Yes, culture, because when you mix humans and bots in UAV teams, the same cultural issues that happen when you mix, say, Italian and American pilots in a team, start to happen between the bots and the humans: the bots’ social rules differ, their responses differ and building shared mental models can become strained. When we look at the internet as a mixed human-machine belief system, this earlier work might become important.
Beliefs can be hacked
You can hack computer beliefs; you can also hack human beliefs. Here’s a quote from a recent article about Trump’s election campaign. This looks suspiciously like a computer virus infecting and being carried by humans in their belief systems, with network contagion and adaptation (spreading and learning). We have a crossover with the bots too, with sensors (Facebook likes) and effectors (adverts): this takes the work beyond the simple network effects of memes and phemes (memes carrying false information).
Cambridge Analytica’s system was large but apparently relatively simple, from the outside looking like an adapted marketing system; mixing that with belief and autonomy theories could produce something much more effective, albeit very ethically dubious.
Even when you know better, it’s hard to manage the biases created by someone hacking your belief system. This is a classic optical illusion (Muller-Lyer); I know that the horizontal lines are the same length, I’ve even measured them, but even knowing that, it’s still hard to get my brain to believe it.
Optical illusions are a fun brain hack, and one that we can literally see, but there are subtle and non-visual brain hacks that are harder to detect and counter. We’ll look at some of those later, but one insidious one is the use of association and memory traces: for example, if I borrow your car, tell you as a joke that I’ve crashed it, and immediately tell you it’s a joke, the way that your brain holds new information (by first importing it as true and then denying it — see Daniel Gilbert’s work for more on this) means that you not only keep a little trace of me having crashed your car in your memory, you also keep associated traces of me being an unsafe driver and are less likely to lend me your car again. This is a) why I don’t make jokes like that, and b) the point of pretty much any piece of advertising content ever (“you’re so beautiful if you have this…”).

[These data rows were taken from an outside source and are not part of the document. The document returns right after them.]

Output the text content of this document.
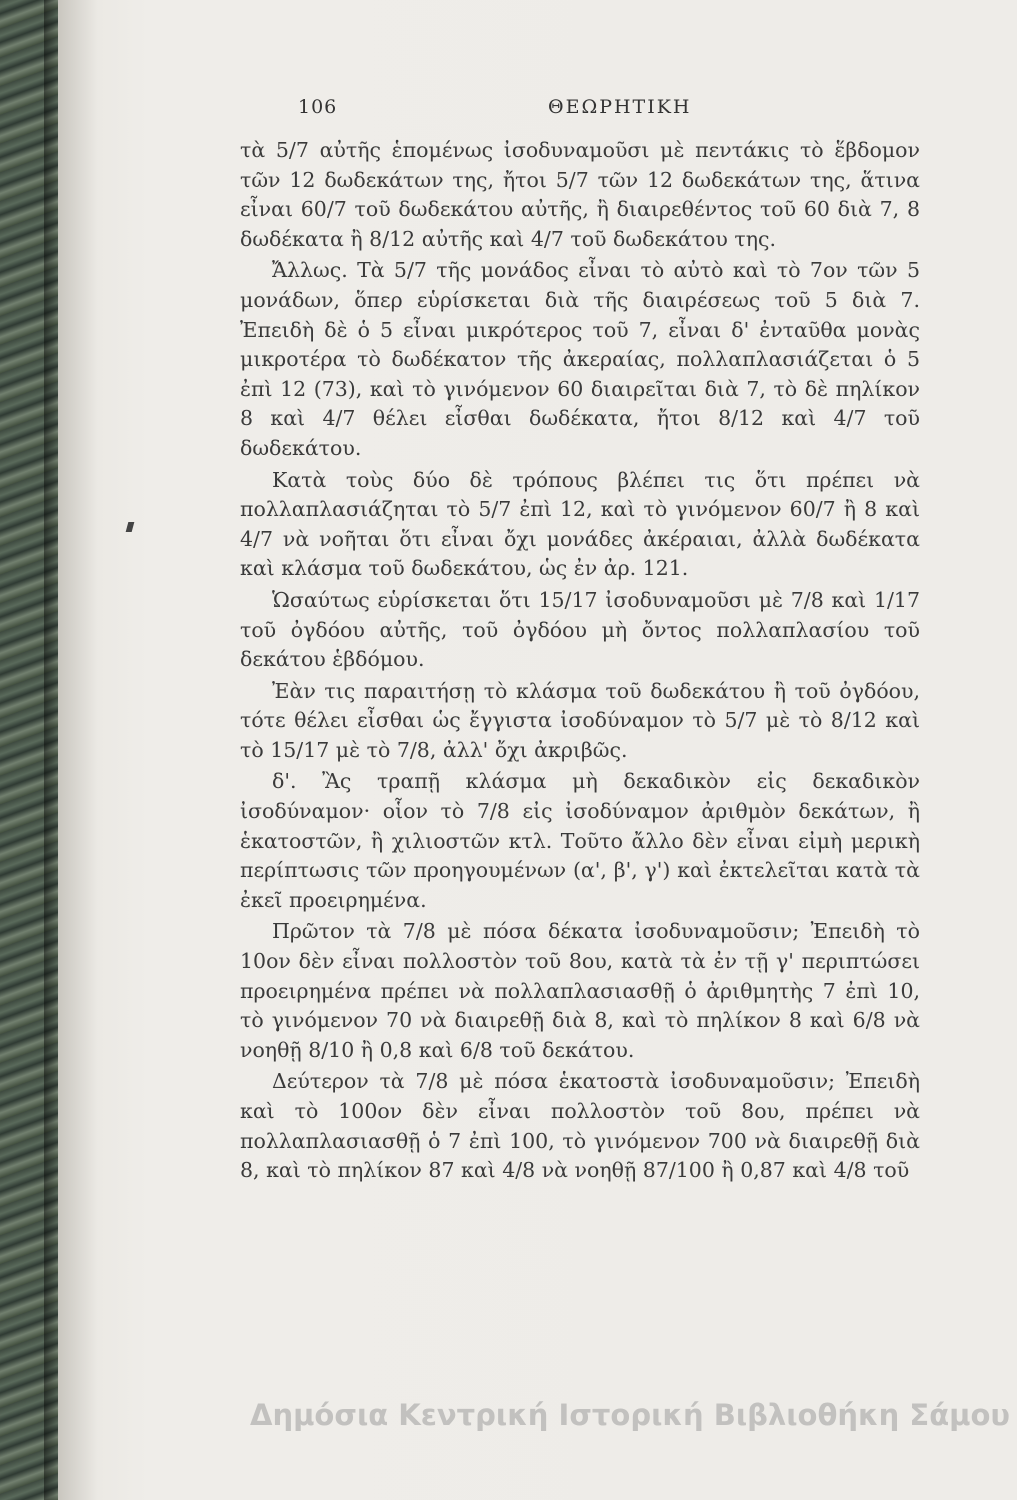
106	ΘΕΩΡΗΤΙΚΗ

τὰ 5/7 αὐτῆς ἑπομένως ἰσοδυναμοῦσι μὲ πεντάκις τὸ ἕβδομον τῶν 12 δωδεκάτων της, ἤτοι 5/7 τῶν 12 δωδεκάτων της, ἅτινα εἶναι 60/7 τοῦ δωδεκάτου αὐτῆς, ἢ διαιρεθέντος τοῦ 60 διὰ 7, 8 δωδέκατα ἢ 8/12 αὐτῆς καὶ 4/7 τοῦ δωδεκάτου της.

Ἄλλως. Τὰ 5/7 τῆς μονάδος εἶναι τὸ αὐτὸ καὶ τὸ 7ον τῶν 5 μονάδων, ὅπερ εὑρίσκεται διὰ τῆς διαιρέσεως τοῦ 5 διὰ 7. Ἐπειδὴ δὲ ὁ 5 εἶναι μικρότερος τοῦ 7, εἶναι δ' ἐνταῦθα μονὰς μικροτέρα τὸ δωδέκατον τῆς ἀκεραίας, πολλαπλασιάζεται ὁ 5 ἐπὶ 12 (73), καὶ τὸ γινόμενον 60 διαιρεῖται διὰ 7, τὸ δὲ πηλίκον 8 καὶ 4/7 θέλει εἶσθαι δωδέκατα, ἤτοι 8/12 καὶ 4/7 τοῦ δωδεκάτου.

Κατὰ τοὺς δύο δὲ τρόπους βλέπει τις ὅτι πρέπει νὰ πολλαπλασιάζηται τὸ 5/7 ἐπὶ 12, καὶ τὸ γινόμενον 60/7 ἢ 8 καὶ 4/7 νὰ νοῆται ὅτι εἶναι ὄχι μονάδες ἀκέραιαι, ἀλλὰ δωδέκατα καὶ κλάσμα τοῦ δωδεκάτου, ὡς ἐν ἀρ. 121.

Ὡσαύτως εὑρίσκεται ὅτι 15/17 ἰσοδυναμοῦσι μὲ 7/8 καὶ 1/17 τοῦ ὀγδόου αὐτῆς, τοῦ ὀγδόου μὴ ὄντος πολλαπλασίου τοῦ δεκάτου ἑβδόμου.

Ἐὰν τις παραιτήσῃ τὸ κλάσμα τοῦ δωδεκάτου ἢ τοῦ ὀγδόου, τότε θέλει εἶσθαι ὡς ἔγγιστα ἰσοδύναμον τὸ 5/7 μὲ τὸ 8/12 καὶ τὸ 15/17 μὲ τὸ 7/8, ἀλλ' ὄχι ἀκριβῶς.

δ'. Ἂς τραπῇ κλάσμα μὴ δεκαδικὸν εἰς δεκαδικὸν ἰσοδύναμον· οἷον τὸ 7/8 εἰς ἰσοδύναμον ἀριθμὸν δεκάτων, ἢ ἑκατοστῶν, ἢ χιλιοστῶν κτλ. Τοῦτο ἄλλο δὲν εἶναι εἰμὴ μερικὴ περίπτωσις τῶν προηγουμένων (α', β', γ') καὶ ἐκτελεῖται κατὰ τὰ ἐκεῖ προειρημένα.

Πρῶτον τὰ 7/8 μὲ πόσα δέκατα ἰσοδυναμοῦσιν; Ἐπειδὴ τὸ 10ον δὲν εἶναι πολλοστὸν τοῦ 8ου, κατὰ τὰ ἐν τῇ γ' περιπτώσει προειρημένα πρέπει νὰ πολλαπλασιασθῇ ὁ ἀριθμητὴς 7 ἐπὶ 10, τὸ γινόμενον 70 νὰ διαιρεθῇ διὰ 8, καὶ τὸ πηλίκον 8 καὶ 6/8 νὰ νοηθῇ 8/10 ἢ 0,8 καὶ 6/8 τοῦ δεκάτου.

Δεύτερον τὰ 7/8 μὲ πόσα ἑκατοστὰ ἰσοδυναμοῦσιν; Ἐπειδὴ καὶ τὸ 100ον δὲν εἶναι πολλοστὸν τοῦ 8ου, πρέπει νὰ πολλαπλασιασθῇ ὁ 7 ἐπὶ 100, τὸ γινόμενον 700 νὰ διαιρεθῇ διὰ 8, καὶ τὸ πηλίκον 87 καὶ 4/8 νὰ νοηθῇ 87/100 ἢ 0,87 καὶ 4/8 τοῦ

Δημόσια Κεντρική Ιστορική Βιβλιοθήκη Σάμου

The Internet is made of belief
The internet is made of many things: pages and and comment boxes and ports and protocols and tubes (for a given value of ‘tubes’). But it’s also made of belief: it’s a virtual space that’s only tangentially anchored in reality, and to navigate that virtual space, we all build mental models of who is out there, where they’re coming from, who or what to trust, and how to verify that they are who they say they are, and what they’re saying is true (or untrue but entertaining, or fantasy, or… you get the picture).
Location independence makes verification hard. The internet is (mostly) location-independent. That affects perception: if I say my favorite color is green, then the option to physically follow me and view the colours I like is only available to a few people; others must either follow my digital traces and my friends’ traces (which can be faked), believe me or decide to hold an open mind until more evidence appears.
When the carrier that we now use for many of our interactions with the world is so easily hacked (for both human and computer beliefs), we need to start thinking of counters to those hacks. These notes are a start at trying to think about what those counters might sensibly be.